Diamond Cut by hand is difficult to break down completely by hand. You absolutely have to use enough effort to build heat on the paint and towel. Expect a heavy duty work out and you will need to follow with DACP.
 
Perhaps 3m Super Duty Rubbing Compund. This stuff looks and feels gritty! Be careful and take your time with it!
 
true blue blood said:
Any products you would reccomend Scott for those spots other than Diamond cut? Thanks:up



Honestly, I wouldn't go more aggressive than DACP or #2 Fine Cut. I don't use much of 3Ms line so I don't have a suggestion from their product line.
 
Why not going for wet sanding?.



1)In my experience when 3M fine cut compound is not removing the defect I pass directly to 4000 grit sandpaper.



It´s more agresive but not too much if doing it carefully.



After that I use the 3M fine cut and yellow pad and check my job.

If OK I follow with 3M SMR or Sonax Polish and wax.



2) If the defect keeps on, (what happen to me very frecuently in my clients cars when heavy swirled by automatic brush car washes ), I go for 3M 3000 grit sandpaper. I wet sand with 3M 5mm orbital grinder at minimun speed (4000 rpm). The results are awsome!!



After that I use the 3M fine cut and yellow pad and check my job.

If OK I follow with 3M SMR or Sonax Polish and wax.





3)If the defect keeps on I jump to 2000 grit sand paper. Now by hand and very carefully. That´s the strongest in my arsenal.



After that I use the 3M fine cut and yellow pad and check my job.

If OK I follow with 3M SMR or Sonax Polish and wax.



If not OK! I get frustated by the time wasted and report my customer the defect is almost gone.



I hope this help.
 
I use a high speed buffer for compounding (yellow pad) and polishing (white pad) always under 1300 rpm.



3M orbital Grinder for wet sanding 4000 grit or 3000 grit



By hand for wet sanding 2000 grit



Cyclo for waxing





I still do not have a PC. Still considering the purchase.

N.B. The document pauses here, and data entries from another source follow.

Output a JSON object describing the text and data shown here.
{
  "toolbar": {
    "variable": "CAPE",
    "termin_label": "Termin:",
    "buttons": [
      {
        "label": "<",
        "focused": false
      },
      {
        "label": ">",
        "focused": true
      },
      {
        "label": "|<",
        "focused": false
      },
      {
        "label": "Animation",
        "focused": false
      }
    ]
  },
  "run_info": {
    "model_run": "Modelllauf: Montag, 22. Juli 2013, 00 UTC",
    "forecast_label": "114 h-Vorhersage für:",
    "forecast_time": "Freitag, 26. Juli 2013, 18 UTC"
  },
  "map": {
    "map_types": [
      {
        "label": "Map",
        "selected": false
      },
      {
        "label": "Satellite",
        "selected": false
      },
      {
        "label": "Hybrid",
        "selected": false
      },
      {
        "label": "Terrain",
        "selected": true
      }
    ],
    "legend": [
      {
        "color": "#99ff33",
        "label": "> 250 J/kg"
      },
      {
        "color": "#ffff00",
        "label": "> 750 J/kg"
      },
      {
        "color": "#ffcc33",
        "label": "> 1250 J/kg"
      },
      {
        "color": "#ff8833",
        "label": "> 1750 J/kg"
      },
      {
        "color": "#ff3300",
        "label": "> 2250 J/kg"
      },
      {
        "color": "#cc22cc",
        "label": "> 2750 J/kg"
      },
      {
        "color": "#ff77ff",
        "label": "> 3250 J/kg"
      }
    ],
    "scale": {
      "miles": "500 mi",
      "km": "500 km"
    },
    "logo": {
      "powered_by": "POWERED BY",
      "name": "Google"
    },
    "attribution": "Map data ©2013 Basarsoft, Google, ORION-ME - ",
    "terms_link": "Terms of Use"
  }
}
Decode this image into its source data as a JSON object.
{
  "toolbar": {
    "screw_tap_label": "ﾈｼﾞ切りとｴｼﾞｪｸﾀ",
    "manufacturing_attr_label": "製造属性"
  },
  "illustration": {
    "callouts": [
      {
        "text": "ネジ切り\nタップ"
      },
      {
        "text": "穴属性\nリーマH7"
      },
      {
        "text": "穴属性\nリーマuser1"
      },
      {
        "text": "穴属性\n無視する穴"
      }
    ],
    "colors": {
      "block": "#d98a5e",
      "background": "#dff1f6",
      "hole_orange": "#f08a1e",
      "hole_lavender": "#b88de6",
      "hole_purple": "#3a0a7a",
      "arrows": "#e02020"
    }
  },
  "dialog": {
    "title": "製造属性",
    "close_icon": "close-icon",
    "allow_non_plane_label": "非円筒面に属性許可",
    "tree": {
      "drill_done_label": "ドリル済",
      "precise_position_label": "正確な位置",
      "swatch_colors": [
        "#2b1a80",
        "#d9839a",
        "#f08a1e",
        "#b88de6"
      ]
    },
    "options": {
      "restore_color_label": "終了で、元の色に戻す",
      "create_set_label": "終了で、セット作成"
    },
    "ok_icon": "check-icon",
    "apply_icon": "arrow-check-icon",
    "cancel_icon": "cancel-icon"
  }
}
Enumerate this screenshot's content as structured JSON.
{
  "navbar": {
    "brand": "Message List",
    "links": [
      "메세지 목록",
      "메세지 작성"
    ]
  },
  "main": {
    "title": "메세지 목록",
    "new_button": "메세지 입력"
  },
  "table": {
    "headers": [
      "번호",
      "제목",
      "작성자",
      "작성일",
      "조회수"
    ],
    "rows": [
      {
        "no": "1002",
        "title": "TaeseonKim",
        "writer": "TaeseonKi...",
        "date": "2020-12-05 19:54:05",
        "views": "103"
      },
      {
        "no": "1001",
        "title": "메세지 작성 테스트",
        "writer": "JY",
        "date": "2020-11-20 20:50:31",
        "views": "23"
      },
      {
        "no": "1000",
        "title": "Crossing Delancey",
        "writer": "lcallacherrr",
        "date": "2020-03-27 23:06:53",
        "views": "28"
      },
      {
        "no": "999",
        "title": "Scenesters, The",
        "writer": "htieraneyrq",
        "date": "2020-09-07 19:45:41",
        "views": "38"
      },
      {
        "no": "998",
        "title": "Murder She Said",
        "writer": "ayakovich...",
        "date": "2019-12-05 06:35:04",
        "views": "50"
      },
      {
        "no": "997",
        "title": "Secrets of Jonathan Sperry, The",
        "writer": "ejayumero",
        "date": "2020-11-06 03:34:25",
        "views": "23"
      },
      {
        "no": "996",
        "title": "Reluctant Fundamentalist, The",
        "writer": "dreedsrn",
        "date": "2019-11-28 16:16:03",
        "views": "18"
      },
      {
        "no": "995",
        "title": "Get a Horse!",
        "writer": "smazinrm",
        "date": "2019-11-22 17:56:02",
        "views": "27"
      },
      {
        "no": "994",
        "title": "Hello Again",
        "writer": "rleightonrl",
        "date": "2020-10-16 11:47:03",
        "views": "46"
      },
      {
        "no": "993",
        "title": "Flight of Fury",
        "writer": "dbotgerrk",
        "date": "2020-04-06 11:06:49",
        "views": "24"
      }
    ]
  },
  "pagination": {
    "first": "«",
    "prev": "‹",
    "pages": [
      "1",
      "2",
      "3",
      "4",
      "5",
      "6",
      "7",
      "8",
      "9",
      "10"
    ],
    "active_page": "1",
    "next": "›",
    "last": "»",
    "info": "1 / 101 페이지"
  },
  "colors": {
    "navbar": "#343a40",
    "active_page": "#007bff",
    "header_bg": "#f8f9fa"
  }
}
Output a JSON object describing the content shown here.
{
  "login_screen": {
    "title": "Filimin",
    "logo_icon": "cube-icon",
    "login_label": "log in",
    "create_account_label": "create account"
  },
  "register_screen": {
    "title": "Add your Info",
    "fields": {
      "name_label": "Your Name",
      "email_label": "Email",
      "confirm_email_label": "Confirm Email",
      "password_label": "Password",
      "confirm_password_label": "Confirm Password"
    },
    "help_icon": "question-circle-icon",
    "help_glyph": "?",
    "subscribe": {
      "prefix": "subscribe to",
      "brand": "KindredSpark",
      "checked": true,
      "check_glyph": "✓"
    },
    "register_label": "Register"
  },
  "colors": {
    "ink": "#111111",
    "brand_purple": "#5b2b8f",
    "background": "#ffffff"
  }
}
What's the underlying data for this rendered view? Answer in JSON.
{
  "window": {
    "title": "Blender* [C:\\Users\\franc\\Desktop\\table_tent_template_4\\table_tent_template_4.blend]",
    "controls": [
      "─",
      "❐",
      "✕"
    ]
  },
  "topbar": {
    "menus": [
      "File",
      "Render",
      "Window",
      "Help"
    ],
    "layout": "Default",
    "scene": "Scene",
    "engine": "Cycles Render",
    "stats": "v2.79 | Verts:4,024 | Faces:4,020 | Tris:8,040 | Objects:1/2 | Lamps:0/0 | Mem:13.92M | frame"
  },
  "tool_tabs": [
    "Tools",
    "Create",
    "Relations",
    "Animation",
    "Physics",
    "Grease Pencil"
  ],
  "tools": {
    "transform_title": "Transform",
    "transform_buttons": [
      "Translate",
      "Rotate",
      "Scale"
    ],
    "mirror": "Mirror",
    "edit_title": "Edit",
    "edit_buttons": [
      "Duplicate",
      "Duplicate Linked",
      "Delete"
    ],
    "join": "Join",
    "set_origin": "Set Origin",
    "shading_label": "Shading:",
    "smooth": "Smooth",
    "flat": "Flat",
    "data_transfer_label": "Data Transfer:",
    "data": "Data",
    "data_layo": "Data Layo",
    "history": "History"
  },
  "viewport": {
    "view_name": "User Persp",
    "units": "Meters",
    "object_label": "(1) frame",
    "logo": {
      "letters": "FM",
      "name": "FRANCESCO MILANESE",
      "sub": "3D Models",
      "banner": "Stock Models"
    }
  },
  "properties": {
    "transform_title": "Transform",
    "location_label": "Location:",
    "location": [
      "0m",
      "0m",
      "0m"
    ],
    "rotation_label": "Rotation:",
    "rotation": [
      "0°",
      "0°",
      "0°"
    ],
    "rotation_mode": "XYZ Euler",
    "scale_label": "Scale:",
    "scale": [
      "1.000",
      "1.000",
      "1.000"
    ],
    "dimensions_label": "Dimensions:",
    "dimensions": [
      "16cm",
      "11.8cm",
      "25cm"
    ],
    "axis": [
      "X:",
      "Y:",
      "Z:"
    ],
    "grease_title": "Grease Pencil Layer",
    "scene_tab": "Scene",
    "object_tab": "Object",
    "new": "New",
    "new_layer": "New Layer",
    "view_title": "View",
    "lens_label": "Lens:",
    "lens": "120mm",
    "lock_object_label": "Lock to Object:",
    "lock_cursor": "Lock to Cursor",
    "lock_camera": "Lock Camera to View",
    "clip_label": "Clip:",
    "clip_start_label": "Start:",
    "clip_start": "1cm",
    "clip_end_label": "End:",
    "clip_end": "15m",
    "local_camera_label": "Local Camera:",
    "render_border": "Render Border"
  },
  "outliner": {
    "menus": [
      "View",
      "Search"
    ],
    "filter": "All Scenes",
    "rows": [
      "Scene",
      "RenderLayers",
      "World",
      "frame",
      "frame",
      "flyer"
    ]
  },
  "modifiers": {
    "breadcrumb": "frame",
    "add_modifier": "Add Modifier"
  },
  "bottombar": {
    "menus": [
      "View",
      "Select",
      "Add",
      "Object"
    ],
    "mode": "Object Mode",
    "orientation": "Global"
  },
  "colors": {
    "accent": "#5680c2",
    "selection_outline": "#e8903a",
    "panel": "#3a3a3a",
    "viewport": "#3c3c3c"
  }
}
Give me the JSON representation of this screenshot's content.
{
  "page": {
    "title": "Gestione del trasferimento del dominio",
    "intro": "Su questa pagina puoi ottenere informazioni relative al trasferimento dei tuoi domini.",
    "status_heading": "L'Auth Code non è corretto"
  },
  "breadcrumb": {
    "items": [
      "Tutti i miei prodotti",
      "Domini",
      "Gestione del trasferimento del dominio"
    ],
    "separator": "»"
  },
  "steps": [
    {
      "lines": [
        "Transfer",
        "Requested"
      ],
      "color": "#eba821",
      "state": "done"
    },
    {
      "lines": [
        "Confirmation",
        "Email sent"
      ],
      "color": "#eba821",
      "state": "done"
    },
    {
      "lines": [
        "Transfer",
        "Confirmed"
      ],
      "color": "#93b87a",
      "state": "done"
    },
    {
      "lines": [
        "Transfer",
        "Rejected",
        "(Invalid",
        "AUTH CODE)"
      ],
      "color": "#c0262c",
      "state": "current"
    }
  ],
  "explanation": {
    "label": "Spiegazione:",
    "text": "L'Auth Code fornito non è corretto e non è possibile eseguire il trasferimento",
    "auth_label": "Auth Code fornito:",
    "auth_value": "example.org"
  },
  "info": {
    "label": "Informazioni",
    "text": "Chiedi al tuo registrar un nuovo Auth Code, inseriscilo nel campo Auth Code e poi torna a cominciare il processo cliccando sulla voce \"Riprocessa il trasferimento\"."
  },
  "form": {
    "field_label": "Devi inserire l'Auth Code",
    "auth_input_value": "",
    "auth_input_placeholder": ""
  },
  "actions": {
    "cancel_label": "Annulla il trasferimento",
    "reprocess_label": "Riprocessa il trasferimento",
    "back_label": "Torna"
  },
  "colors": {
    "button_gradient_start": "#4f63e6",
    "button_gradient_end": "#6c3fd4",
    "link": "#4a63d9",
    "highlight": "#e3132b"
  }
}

What I have experienced is most cars are quite neglected so need extreme methods for nice finish. All of them never ever had any detail at all. So no problem to remove some clear.



Most products are design for car in good condition with minor scratches or soft swirled. Then Ok!!. I used to apply first the least agressive way.



Unfortunately most of my customers need XTREME methods. At the end all is about keep them happy.